To be fair, Final Fantasy 16‘s take on that concept isn’t quite as jarring as Game of Thrones‘ version of that gag. After all, the other major events of Final Fantasy 16‘s finale are generally more engaging than the events of Game of Thrones‘ finale, and seeing a completed book called “A Song of Ice and Fire” just set up too many easy gags about the (still incomplete) real-world novels that name references. Of course, nothing will be worse than the time that Baz Luhrmann ended The Great Gatsby by having Tobey Maguire’s Nick pull out a manuscript called “Gatsby” and handwrite “The Great” above the original title. That was a particularly low moment for everyone involved.

Even still, I had really hoped that the seemingly agreed-upon stupidity of that Game of Thrones moment would be the final word on this tired trope. It’s one of a handful of cliches solely designed to make the dumbest audience members suddenly feel smart for understanding the most obvious reference imaginable. It’s an eternally lazy joke, and it is often representative of the poor decisions that led to the reveal of that gag.

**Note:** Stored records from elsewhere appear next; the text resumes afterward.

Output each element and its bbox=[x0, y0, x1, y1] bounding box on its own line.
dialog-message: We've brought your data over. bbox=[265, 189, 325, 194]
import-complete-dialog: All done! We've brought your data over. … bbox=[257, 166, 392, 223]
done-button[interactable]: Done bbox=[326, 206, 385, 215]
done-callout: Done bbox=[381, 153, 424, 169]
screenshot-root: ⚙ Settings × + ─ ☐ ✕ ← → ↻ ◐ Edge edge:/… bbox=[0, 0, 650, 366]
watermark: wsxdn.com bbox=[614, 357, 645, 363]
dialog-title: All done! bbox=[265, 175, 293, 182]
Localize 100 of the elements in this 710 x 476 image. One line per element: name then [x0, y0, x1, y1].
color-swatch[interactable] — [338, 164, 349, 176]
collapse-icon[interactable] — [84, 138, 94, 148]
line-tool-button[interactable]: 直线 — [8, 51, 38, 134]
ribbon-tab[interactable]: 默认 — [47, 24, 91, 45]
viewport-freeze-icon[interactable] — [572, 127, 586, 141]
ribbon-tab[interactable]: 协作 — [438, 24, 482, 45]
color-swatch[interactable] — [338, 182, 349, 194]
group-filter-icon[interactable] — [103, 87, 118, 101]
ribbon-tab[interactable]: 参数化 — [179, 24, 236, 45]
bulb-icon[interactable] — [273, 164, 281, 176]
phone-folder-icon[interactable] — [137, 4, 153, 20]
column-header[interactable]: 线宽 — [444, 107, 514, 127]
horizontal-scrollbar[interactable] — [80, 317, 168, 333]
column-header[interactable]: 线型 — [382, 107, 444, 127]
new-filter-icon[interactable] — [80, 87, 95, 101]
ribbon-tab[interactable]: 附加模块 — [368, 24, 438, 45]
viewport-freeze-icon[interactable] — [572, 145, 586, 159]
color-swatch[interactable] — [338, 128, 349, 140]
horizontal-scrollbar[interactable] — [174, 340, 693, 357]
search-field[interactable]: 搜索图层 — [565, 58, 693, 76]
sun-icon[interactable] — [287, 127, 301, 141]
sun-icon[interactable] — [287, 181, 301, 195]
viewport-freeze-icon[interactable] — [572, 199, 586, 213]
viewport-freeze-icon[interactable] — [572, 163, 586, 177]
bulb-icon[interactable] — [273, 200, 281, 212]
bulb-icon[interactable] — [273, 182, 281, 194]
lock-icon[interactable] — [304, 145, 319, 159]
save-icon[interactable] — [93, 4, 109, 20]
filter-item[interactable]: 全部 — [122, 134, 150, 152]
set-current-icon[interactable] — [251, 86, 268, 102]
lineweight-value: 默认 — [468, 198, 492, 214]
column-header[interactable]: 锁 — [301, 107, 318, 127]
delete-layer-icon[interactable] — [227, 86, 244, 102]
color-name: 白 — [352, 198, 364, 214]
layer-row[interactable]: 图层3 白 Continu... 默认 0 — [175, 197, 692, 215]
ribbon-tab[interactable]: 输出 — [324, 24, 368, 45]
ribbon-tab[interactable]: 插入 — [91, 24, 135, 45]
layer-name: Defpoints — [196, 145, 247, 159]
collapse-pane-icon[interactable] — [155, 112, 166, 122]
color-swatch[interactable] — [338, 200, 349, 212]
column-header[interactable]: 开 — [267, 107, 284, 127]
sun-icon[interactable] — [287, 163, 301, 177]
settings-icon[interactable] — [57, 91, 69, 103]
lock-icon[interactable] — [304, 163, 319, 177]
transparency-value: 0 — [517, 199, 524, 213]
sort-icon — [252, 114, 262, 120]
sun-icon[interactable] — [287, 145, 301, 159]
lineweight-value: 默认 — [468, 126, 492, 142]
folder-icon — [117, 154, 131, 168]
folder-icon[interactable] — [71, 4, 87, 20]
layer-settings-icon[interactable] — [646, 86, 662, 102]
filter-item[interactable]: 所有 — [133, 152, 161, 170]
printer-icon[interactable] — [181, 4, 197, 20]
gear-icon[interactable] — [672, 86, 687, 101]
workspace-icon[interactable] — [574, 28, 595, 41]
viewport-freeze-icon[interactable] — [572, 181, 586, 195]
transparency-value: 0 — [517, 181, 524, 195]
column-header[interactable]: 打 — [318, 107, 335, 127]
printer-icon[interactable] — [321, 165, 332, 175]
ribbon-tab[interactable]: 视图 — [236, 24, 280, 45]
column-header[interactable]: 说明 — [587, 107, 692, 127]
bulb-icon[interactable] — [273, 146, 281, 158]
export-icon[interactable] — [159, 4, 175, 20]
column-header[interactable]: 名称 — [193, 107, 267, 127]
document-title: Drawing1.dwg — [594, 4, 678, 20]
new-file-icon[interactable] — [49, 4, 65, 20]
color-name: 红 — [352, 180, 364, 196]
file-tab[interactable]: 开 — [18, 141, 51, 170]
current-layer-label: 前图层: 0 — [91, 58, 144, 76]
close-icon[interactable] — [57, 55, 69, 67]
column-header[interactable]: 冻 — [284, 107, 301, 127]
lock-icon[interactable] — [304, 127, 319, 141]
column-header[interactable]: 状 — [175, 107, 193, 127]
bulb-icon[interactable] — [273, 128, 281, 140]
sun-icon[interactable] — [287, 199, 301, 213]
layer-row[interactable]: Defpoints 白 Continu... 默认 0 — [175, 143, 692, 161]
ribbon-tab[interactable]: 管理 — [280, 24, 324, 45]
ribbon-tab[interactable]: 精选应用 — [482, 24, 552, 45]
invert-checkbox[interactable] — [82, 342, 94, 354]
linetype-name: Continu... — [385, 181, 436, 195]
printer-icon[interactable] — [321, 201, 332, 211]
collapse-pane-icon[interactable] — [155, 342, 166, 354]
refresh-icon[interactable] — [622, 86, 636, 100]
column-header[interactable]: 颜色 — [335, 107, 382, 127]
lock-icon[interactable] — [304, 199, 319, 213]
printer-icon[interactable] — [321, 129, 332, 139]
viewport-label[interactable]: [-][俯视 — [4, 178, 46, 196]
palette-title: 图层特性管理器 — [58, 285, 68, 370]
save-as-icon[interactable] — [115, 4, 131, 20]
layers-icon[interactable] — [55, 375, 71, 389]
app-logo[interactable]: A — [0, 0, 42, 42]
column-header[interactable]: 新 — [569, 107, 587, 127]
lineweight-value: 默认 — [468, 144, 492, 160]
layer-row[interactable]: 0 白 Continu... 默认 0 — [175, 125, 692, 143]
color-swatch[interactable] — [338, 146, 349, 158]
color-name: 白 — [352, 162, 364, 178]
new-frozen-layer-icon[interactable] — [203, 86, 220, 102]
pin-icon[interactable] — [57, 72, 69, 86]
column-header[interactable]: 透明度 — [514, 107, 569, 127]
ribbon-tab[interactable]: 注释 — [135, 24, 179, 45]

Yet, no matter how many times that cliche is parodied (Arrested Development features a particularly memorable take on that joke), there always seems to be someone who is willing to try to make it work under the assumption that it is significantly more clever than it ever is.

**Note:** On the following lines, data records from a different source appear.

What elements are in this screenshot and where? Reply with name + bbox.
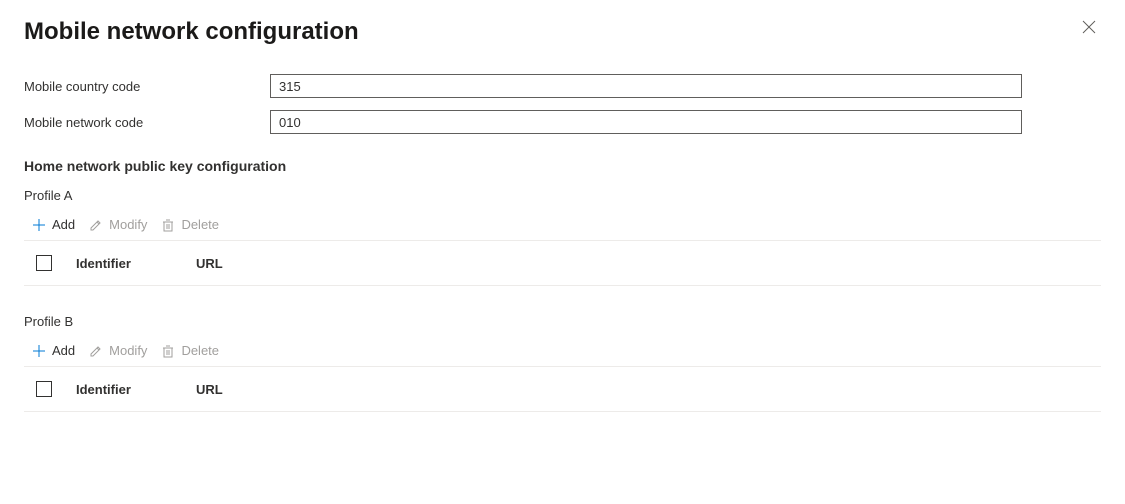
mcc-label: Mobile country code xyxy=(24,79,270,94)
panel-title: Mobile network configuration xyxy=(24,18,1101,46)
profile-b-select-all-checkbox[interactable] xyxy=(36,381,52,397)
column-url: URL xyxy=(196,256,223,271)
profile-a-toolbar: Add Modify xyxy=(24,213,1101,241)
profile-a-select-all-checkbox[interactable] xyxy=(36,255,52,271)
modify-label: Modify xyxy=(109,343,147,358)
column-url: URL xyxy=(196,382,223,397)
profile-a-delete-button: Delete xyxy=(161,217,219,232)
profile-b-block: Profile B Add Modify xyxy=(24,314,1101,412)
delete-label: Delete xyxy=(181,217,219,232)
profile-a-add-button[interactable]: Add xyxy=(32,217,75,232)
plus-icon xyxy=(32,344,46,358)
column-identifier: Identifier xyxy=(76,382,196,397)
mnc-label: Mobile network code xyxy=(24,115,270,130)
mcc-input[interactable] xyxy=(270,74,1022,98)
column-identifier: Identifier xyxy=(76,256,196,271)
profile-a-block: Profile A Add Modify xyxy=(24,188,1101,286)
modify-label: Modify xyxy=(109,217,147,232)
pencil-icon xyxy=(89,344,103,358)
delete-label: Delete xyxy=(181,343,219,358)
close-icon xyxy=(1082,20,1096,37)
profile-a-modify-button: Modify xyxy=(89,217,147,232)
profile-b-add-button[interactable]: Add xyxy=(32,343,75,358)
profile-b-toolbar: Add Modify xyxy=(24,339,1101,367)
mobile-network-config-panel: Mobile network configuration Mobile coun… xyxy=(0,0,1125,464)
profile-a-table-header: Identifier URL xyxy=(24,241,1101,286)
mnc-row: Mobile network code xyxy=(24,110,1101,134)
profile-b-table-header: Identifier URL xyxy=(24,367,1101,412)
section-heading: Home network public key configuration xyxy=(24,158,1101,174)
profile-a-label: Profile A xyxy=(24,188,1101,203)
trash-icon xyxy=(161,344,175,358)
mnc-input[interactable] xyxy=(270,110,1022,134)
close-button[interactable] xyxy=(1081,20,1097,36)
profile-b-modify-button: Modify xyxy=(89,343,147,358)
mcc-row: Mobile country code xyxy=(24,74,1101,98)
add-label: Add xyxy=(52,343,75,358)
trash-icon xyxy=(161,218,175,232)
profile-b-label: Profile B xyxy=(24,314,1101,329)
plus-icon xyxy=(32,218,46,232)
add-label: Add xyxy=(52,217,75,232)
pencil-icon xyxy=(89,218,103,232)
profile-b-delete-button: Delete xyxy=(161,343,219,358)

What’s especially frustrating is that Final Fantasy 16 already features some final act problems that recall the issues that eventually led to Game of Thrones‘ creative downfall. They’re not nearly as bad, but the game also struggles to balance its universal threats with the more human and grounded plot points it emphasized up until that point. What the game really didn’t need in its final moments is a blatant reference to one of the great creative disasters in modern entertainment history. Besides, Final Fantasy 16‘s climax already features a much more entertaining version of that same basic joke that should have satisfied the apparently overwhelming urge to get the name of the franchise into the game.

Ultimately, this scene will not define Final Fantasy 16‘s legacy in the same ways that a similar scene became a handy reference point for Game of Thrones‘ botched finale. Even still, a reference within an even worse reference probably wasn’t the best way to cap off what is an otherwise often fascinating story.